Here's the other thing you have to remember about these already small classes. Several of these SA positions are IP ONLY. WSGR does a ton of patent prosecution work for example out of their Austin office, Same with Baker Botts. Of the small handful of people I know from UT who got Austin biglaw SAs, almost all of them were IP kids. EDIT: I'll correct this line a bit. There were definitely kids who weren't IP get Austin jobs, but on the whole if you were IP --> much easier time finding Austin work.
There were plenty of smaller firms that hired kids here, but that was how the traditional "biglaw" hiring in Austin went from how I could see it. Lots of these "smaller" firms were pretty prestigious too (Scott Douglass McConnico etc), but class sizes are real small and they are incredibly picky about who they take.
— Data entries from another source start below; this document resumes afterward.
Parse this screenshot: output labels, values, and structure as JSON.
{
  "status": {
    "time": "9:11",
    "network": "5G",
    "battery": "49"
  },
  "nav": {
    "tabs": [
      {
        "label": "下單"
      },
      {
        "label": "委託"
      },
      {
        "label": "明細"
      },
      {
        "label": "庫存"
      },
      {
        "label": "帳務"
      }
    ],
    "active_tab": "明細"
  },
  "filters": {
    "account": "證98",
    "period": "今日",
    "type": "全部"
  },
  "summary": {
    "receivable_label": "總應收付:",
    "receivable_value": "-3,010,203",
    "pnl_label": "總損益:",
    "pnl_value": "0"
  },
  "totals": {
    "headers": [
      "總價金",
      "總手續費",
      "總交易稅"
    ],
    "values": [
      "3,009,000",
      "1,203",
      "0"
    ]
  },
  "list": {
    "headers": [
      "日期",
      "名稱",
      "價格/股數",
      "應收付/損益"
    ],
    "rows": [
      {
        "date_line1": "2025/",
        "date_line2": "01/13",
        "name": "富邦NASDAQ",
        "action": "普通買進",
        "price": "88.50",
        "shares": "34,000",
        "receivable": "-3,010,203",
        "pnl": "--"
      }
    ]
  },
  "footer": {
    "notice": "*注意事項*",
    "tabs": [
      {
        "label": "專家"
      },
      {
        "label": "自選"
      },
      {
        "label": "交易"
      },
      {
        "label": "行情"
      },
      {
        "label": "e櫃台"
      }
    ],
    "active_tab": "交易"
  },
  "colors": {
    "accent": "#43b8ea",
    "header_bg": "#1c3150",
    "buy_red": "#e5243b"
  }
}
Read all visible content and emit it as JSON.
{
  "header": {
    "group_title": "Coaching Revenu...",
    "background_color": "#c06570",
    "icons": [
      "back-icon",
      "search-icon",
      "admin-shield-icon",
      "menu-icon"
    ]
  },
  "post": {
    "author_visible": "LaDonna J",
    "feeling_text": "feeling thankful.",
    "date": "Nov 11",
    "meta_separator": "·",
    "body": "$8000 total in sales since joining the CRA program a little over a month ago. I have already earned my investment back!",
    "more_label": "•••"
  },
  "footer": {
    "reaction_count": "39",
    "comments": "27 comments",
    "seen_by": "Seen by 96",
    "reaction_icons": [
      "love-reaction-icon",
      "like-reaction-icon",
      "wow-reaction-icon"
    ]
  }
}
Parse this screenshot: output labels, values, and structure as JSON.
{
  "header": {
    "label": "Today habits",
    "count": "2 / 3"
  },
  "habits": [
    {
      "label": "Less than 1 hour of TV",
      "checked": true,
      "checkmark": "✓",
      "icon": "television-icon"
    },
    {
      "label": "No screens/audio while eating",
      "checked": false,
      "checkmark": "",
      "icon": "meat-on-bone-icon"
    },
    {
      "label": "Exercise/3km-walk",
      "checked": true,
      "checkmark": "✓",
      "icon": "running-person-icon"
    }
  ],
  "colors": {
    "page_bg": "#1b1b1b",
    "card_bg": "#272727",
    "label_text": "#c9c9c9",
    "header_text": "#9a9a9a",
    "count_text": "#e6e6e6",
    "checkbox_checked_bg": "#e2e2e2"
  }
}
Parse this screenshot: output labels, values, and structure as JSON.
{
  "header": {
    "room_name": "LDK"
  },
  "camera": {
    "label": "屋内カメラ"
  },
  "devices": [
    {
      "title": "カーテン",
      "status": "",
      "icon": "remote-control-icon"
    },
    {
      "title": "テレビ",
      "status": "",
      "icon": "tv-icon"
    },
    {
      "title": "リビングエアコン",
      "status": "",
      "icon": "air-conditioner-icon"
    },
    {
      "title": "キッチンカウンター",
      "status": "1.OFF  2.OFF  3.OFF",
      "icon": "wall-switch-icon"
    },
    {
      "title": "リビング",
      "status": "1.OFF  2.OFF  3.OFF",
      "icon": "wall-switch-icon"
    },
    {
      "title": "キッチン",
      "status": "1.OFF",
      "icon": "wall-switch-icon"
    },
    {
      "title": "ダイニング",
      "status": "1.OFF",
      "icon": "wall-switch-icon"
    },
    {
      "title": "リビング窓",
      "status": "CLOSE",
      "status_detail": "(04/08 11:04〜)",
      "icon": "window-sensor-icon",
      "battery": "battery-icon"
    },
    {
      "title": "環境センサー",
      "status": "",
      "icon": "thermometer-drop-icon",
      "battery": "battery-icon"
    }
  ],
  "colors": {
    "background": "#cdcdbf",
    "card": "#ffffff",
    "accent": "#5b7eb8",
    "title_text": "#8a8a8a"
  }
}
So on a numbers game alone, people who bid Austin exclusively/primarily are at a huge disadvantage
2) Austin Ties vs. Texas Ties
Austin Ties are Not that important. Dallas/Houston care much more about city ties than Austin does. 9/10 of the people in Austin are transplants and get why people want to move there. With that said, TEXAS ties are important. People love this state, so it definitely helps to have some connection to the state itself, if not Austin. I was a transplant to Texas as a whole, and I got drilled a LOT about why I wanted to move to Texas, even as a UT grad.
3) Austin itself
I love Austin, everyone loves Austin, it's a great place. With that said, it's not THAT amazing. You have amazing food/nightlife scene, new things to do all the time, great weather, young/active residents. You also have really bad traffic, no good museums (compared to ones on coast), skyrocketing COL (especially compared to the much cheaper Dallas/Houston TX cities. You're paycheck will go farther than NY/SF, but it won't go that much farther), no sports team besides UT, invasion of hippies/homeless every year during ACL and SXSW, etc. This applies to every city, hence why people get suspicious when moving without ties because it you might end up not actually like "living" here as opposed to just "visiting" for a few days.
So most important part for OP? Under absolutely no circumstances should OP ever take an Austin nonprofit gig over a PAID (fabulously paid) 1L summer gig with any of these firms above (EDIT: one's OP mentioned). Take the 1L summer gig, make it into a 2L summer gig (hey you just got to avoid all the hassle of 2L OCI process and can watch your friends freak out), get some experience in VC/tech and try to lateral. If you still feel like moving to Austin after a few years it will still be here. Why risk striking out and scrambling to find something vs comfortably moving in like 5 years?
Last edited by
Anonymous User on Wed Feb 10, 2016 7:08 pm, edited 1 time in total.